Rike verbot sich, an die noble, früher stets großzügig beheizte Familienvilla am Branitzer Platz zu denken, die zunächst die Russen okkupiert hatten und in der nun britische Besatzungsmächte einquartiert waren. Im Dachgeschoss hatte ihre kleine Einliegerwohnung gelegen, ein ganz auf sie zugeschnittenes eigenes Reich, von dem sie gerade nur träumen konnte. Noch schmerzlicher aber war für sie bei der Überquerung des Ku’damms der Blick in Richtung Gedächtniskirche. Schräg gegenüber der Kirchenruine hatte einst das Modekaufhaus Thalheim gestanden, in ganz Berlin bekannt für seine exklusive Kleidungsvielfalt. In jener Schreckensnacht vom 22. auf den 23. November 1943 war es ebenso wie die Kaiser-Wilhelm-Gedächtniskirche durch britische Bomben in Flammen aufgegangen.

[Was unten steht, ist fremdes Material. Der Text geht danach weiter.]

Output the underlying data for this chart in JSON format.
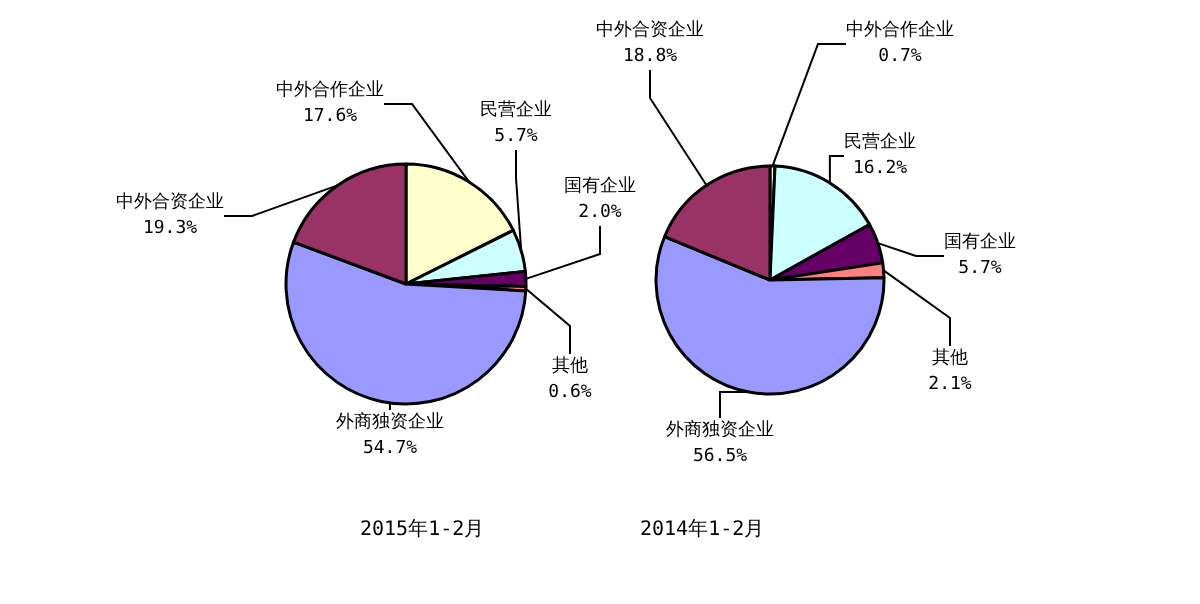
{
  "chart_data": [
    {
      "type": "pie",
      "title": "2015年1-2月",
      "categories": [
        "中外合作企业",
        "民营企业",
        "国有企业",
        "其他",
        "外商独资企业",
        "中外合资企业"
      ],
      "values": [
        17.6,
        5.7,
        2.0,
        0.6,
        54.7,
        19.3
      ],
      "value_labels": [
        "17.6%",
        "5.7%",
        "2.0%",
        "0.6%",
        "54.7%",
        "19.3%"
      ],
      "colors": [
        "#ffffcc",
        "#ccffff",
        "#660066",
        "#ff8080",
        "#9999ff",
        "#993366"
      ],
      "legend": false
    },
    {
      "type": "pie",
      "title": "2014年1-2月",
      "categories": [
        "中外合作企业",
        "民营企业",
        "国有企业",
        "其他",
        "外商独资企业",
        "中外合资企业"
      ],
      "values": [
        0.7,
        16.2,
        5.7,
        2.1,
        56.5,
        18.8
      ],
      "value_labels": [
        "0.7%",
        "16.2%",
        "5.7%",
        "2.1%",
        "56.5%",
        "18.8%"
      ],
      "colors": [
        "#ffffcc",
        "#ccffff",
        "#660066",
        "#ff8080",
        "#9999ff",
        "#993366"
      ],
      "legend": false
    }
  ]
}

Würde das Kaufhaus jemals aus den Trümmern wiederauferstehen können?

Der Schlüssel für seine mögliche Zukunft lag in ihren Händen, ein Geheimnis, das Rike manchmal die Luft abzuschnüren drohte, während sie mit ansehen musste, wie ihre Liebsten derzeit wie alle anderen hungerten und froren. Es war so kalt wie kaum je zuvor, schon jetzt sprach man von einem «Jahrhundertwinter», der das Wasser in den Gläsern gefrieren ließ und dazu führte, dass manche morgens als eisstarre Leichen in ihren Betten lagen. Sechs harte Kriegsjahre hatten die Menschen zermürbt; dazu kam der Hunger, verursacht durch die mageren Lebensmittelzuteilungen der Alliierten. Mit Sprüchen wie «Wer hungern kann, der kann auch frieren», versuchten die Berliner irgendwie diese schwere Zeit zu meistern, aber es war deutlich zu merken, dass ihnen ihr berühmter Humor langsam ausging, so prekär war die aktuelle Lage.

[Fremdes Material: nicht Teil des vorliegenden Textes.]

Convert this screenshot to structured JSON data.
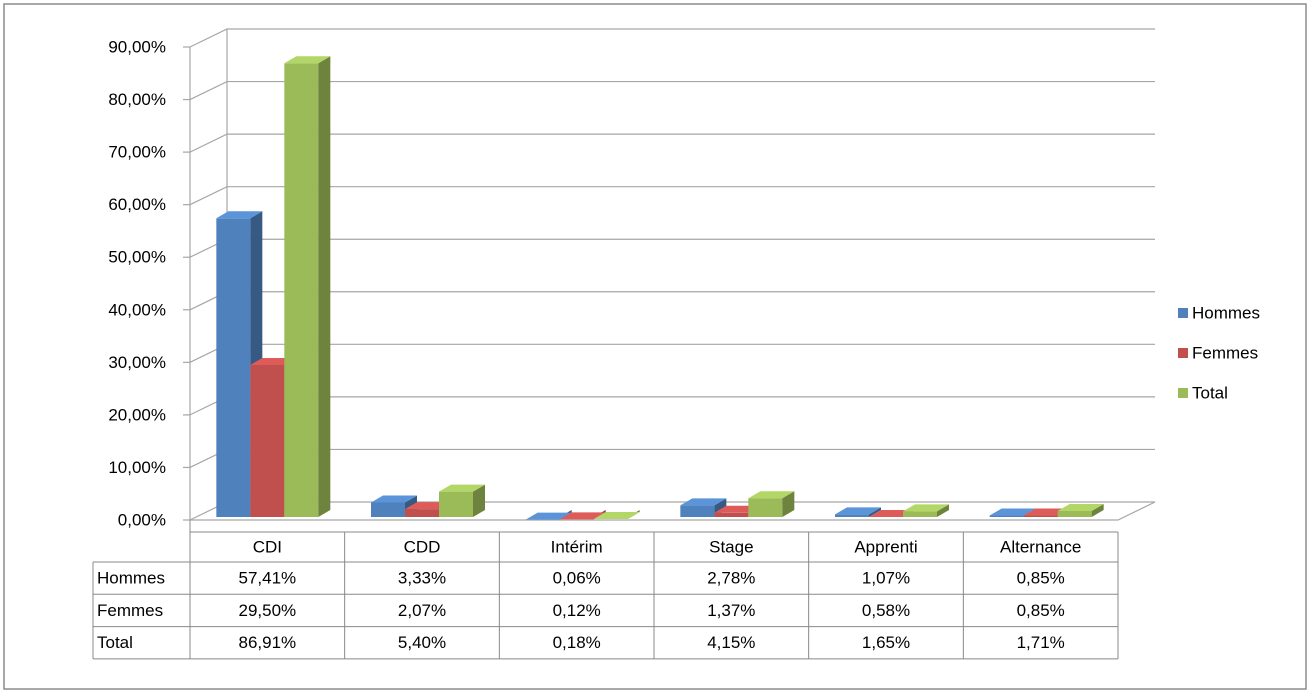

Wir sind am Leben und haben ein Dach über dem Kopf, dachte Rike im Weitergehen, das ist schon sehr viel, auch wenn wir oft ohne Gas oder Strom auskommen müssen. Das Geschäft sichert uns zumindest ein kleines Einkommen. Und der Tag wird kommen, an dem wir wieder …

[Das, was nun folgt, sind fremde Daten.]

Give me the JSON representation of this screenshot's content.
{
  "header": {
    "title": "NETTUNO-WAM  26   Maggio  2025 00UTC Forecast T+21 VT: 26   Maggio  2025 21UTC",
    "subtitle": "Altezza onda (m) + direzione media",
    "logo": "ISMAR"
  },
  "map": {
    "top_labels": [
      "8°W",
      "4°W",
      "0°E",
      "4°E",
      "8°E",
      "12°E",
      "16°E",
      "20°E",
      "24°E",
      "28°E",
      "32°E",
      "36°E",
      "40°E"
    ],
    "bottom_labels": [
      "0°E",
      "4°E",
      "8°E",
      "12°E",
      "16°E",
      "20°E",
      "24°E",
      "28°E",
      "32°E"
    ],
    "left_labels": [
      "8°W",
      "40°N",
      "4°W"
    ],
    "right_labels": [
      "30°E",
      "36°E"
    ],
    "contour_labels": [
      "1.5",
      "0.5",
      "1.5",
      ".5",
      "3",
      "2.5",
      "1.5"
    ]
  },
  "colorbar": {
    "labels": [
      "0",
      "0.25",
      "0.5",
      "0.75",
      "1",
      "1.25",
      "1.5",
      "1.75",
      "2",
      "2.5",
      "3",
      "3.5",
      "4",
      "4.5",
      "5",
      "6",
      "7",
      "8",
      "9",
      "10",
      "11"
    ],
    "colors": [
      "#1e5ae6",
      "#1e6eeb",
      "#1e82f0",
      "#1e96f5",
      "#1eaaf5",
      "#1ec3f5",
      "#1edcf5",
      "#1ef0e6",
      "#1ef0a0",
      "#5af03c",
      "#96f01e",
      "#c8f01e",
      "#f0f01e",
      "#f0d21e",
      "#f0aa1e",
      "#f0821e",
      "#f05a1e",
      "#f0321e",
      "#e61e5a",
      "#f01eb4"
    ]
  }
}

Um ein Haar wäre sie über den Mann gestolpert, der vor einer der Haustüren auf einem leeren Kohlensack hockte. Uralt kam er ihr vor, das Gesicht bis zum Schädel abgemagert, die Haut grau wie Pappe. Er trug einen mehrfach geflickten Militärmantel, der unten aufklaffte. Sein linker Unterschenkel fehlte, das Hosenbein war mit einer groben Sicherheitsnadel in Höhe des Knies fixiert. Immer mehr solcher versehrter Kriegsheimkehrer begegnete man inzwischen in Berlin, Jammergestalten, dem Tod oft näher als dem Leben. Einige von ihnen waren in Notunterkünften wie Wellblechbaracken untergekommen, im Volksmund Nissenhütten genannt, die sich kaum oder gar nicht heizen ließen. Der erbarmungslos kalte Winter, unter dem das besiegte Deutschland ächzte, machte ihnen besonders schwer zu schaffen.

«Bitte», flüsterte er. «Erbarmen Sie sich meiner – ich bin am Verhungern!»

«Stehen Sie bloß auf», erwiderte Rike. «Das eiskalte Trottoir bringt Sie sonst noch um.»

Er stieß ein kurzes Lachen aus, das eher einem Knurren glich.

«Das nennen Sie kalt? In Russland haben wir Temperaturen erleben müssen, die gingen noch zwanzig und mehr Grad tiefer. Da!» Er streckte ihr seine Hand entgegen, einen bläulichen Stumpf, an dem keine Finger mehr waren. «Abgefroren! Einer nach dem anderen …»

Das war keiner, der simulierte. Rike reagierte sofort.

«Ich kann Ihnen meine Stulle geben. Griebenfett, allerdings ganz dünn aufgestrichen. Mehr habe ich auch nicht.»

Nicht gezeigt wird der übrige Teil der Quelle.